Kecemburuan sosial mulai timbul dari kaum minoritas, mereka yang menolak kekristenan waktu itu tak ada pilihan lain ketika melihat orang-orang yang sudah dibaptis mengalami perubahan hidup yang luar biasa maka pilihan terbaiknya adalah siap dibaptiskan untuk menerima kekristenan.

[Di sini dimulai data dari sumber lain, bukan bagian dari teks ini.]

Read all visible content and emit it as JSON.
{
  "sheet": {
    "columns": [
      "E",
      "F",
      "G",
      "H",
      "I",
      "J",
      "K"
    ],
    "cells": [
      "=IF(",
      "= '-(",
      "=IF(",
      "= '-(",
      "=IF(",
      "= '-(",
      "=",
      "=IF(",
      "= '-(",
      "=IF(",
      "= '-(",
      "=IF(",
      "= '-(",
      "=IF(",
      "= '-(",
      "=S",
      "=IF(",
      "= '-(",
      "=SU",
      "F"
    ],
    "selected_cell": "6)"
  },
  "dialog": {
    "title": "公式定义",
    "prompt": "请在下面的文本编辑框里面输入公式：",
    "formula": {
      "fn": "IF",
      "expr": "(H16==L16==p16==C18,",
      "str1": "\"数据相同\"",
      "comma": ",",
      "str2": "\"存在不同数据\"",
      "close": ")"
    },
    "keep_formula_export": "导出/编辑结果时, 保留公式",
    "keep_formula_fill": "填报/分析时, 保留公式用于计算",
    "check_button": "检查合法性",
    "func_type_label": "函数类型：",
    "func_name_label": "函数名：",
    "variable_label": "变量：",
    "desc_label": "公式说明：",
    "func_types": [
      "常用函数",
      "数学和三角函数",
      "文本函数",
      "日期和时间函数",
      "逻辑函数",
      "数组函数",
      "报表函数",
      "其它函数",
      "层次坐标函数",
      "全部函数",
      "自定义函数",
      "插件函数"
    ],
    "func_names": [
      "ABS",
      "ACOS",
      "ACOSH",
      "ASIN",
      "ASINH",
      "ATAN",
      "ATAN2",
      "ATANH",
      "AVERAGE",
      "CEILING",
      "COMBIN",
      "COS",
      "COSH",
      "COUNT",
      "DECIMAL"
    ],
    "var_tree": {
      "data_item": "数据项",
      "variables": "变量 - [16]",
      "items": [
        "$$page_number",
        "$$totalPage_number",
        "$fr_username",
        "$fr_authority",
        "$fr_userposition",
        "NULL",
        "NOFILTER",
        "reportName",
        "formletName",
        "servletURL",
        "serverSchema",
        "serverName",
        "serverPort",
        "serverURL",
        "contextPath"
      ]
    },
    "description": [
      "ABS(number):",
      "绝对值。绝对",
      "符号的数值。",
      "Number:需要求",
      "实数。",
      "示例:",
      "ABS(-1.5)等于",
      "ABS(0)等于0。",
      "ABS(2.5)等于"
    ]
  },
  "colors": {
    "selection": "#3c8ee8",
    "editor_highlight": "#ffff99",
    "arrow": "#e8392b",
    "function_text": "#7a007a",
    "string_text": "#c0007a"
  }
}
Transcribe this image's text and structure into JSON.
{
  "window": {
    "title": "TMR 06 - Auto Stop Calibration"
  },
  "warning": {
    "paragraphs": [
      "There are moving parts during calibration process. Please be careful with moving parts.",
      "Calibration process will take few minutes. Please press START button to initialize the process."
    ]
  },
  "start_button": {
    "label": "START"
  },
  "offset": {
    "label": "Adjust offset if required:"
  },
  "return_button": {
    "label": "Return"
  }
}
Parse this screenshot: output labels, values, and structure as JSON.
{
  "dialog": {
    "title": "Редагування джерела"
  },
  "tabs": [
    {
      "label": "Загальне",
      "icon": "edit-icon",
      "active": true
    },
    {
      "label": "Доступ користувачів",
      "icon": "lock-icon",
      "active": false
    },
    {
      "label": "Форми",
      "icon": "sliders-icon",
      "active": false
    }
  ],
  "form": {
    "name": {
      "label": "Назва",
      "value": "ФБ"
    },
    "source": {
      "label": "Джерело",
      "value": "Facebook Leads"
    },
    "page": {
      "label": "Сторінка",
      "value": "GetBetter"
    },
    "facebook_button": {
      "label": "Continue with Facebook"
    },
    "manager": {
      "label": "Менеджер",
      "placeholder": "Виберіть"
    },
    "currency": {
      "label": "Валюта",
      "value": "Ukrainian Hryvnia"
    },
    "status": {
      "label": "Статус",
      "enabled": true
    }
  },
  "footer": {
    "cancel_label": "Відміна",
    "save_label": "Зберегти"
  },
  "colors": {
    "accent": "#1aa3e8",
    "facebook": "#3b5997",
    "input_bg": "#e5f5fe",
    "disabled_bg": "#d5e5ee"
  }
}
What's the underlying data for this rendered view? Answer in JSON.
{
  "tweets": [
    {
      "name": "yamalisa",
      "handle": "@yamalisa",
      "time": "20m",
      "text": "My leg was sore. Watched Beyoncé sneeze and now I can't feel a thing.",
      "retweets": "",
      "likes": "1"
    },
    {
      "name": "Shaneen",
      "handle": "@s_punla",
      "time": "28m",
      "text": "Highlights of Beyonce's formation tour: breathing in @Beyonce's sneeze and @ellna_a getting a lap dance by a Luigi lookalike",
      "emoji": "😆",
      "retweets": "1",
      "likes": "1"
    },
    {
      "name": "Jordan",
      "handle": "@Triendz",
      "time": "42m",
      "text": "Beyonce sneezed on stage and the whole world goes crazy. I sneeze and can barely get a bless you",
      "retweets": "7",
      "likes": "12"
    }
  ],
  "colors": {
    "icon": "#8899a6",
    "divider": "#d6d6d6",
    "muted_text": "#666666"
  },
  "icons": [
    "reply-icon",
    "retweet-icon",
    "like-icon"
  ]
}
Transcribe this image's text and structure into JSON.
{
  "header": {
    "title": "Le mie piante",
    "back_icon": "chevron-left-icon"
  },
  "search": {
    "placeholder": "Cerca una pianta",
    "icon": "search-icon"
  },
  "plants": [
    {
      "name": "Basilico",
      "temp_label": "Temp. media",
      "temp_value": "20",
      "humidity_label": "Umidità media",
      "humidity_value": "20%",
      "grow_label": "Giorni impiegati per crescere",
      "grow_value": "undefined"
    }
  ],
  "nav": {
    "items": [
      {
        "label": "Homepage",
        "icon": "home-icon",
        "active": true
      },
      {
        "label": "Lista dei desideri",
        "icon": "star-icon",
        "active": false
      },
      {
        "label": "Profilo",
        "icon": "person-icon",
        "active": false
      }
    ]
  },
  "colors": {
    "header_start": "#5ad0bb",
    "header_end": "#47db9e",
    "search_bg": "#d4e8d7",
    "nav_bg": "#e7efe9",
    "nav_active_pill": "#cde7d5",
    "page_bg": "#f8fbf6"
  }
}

Hal ini diperparah dengan gejolak G30S PKI yang akhirnya memaksa semua orang harus memeluk salah satu agama yang diakui oleh negara, apalagi mereka yang ingin mendapatkan pendidikan atau sekolah. Dilema terus menghantui mereka yang masih berkutat pada kepercayaan lokal yang tidak diakui oleh negara.Â
Ditengah gempuran itu, Boti, sebuah kampung kecil di TTS masih berdiri pada pendiriannya. Menolak agama, menolak sekolah dan memilih hidup dengan alam dan kepercayaannya.
Seiring berjalannya waktu, kekristenan tidak berperan tunggal. Pengaruh perkembangan ilmu pengetahuan dan teknologi semakin melemahkan budaya atoin meto. Sebagian orang-orang muda bahkan orang tua sekalipun tidak percaya diri dengan balutan selimut, tas sirih pinang, apalagi makan sirih pinang.
Bahkan bahasa sekalipun dianggap sebagai bahasa milik orang yang tertinggal. Hal ini kemudian berkembang menjadi stigma seperti seperti stigma kafir.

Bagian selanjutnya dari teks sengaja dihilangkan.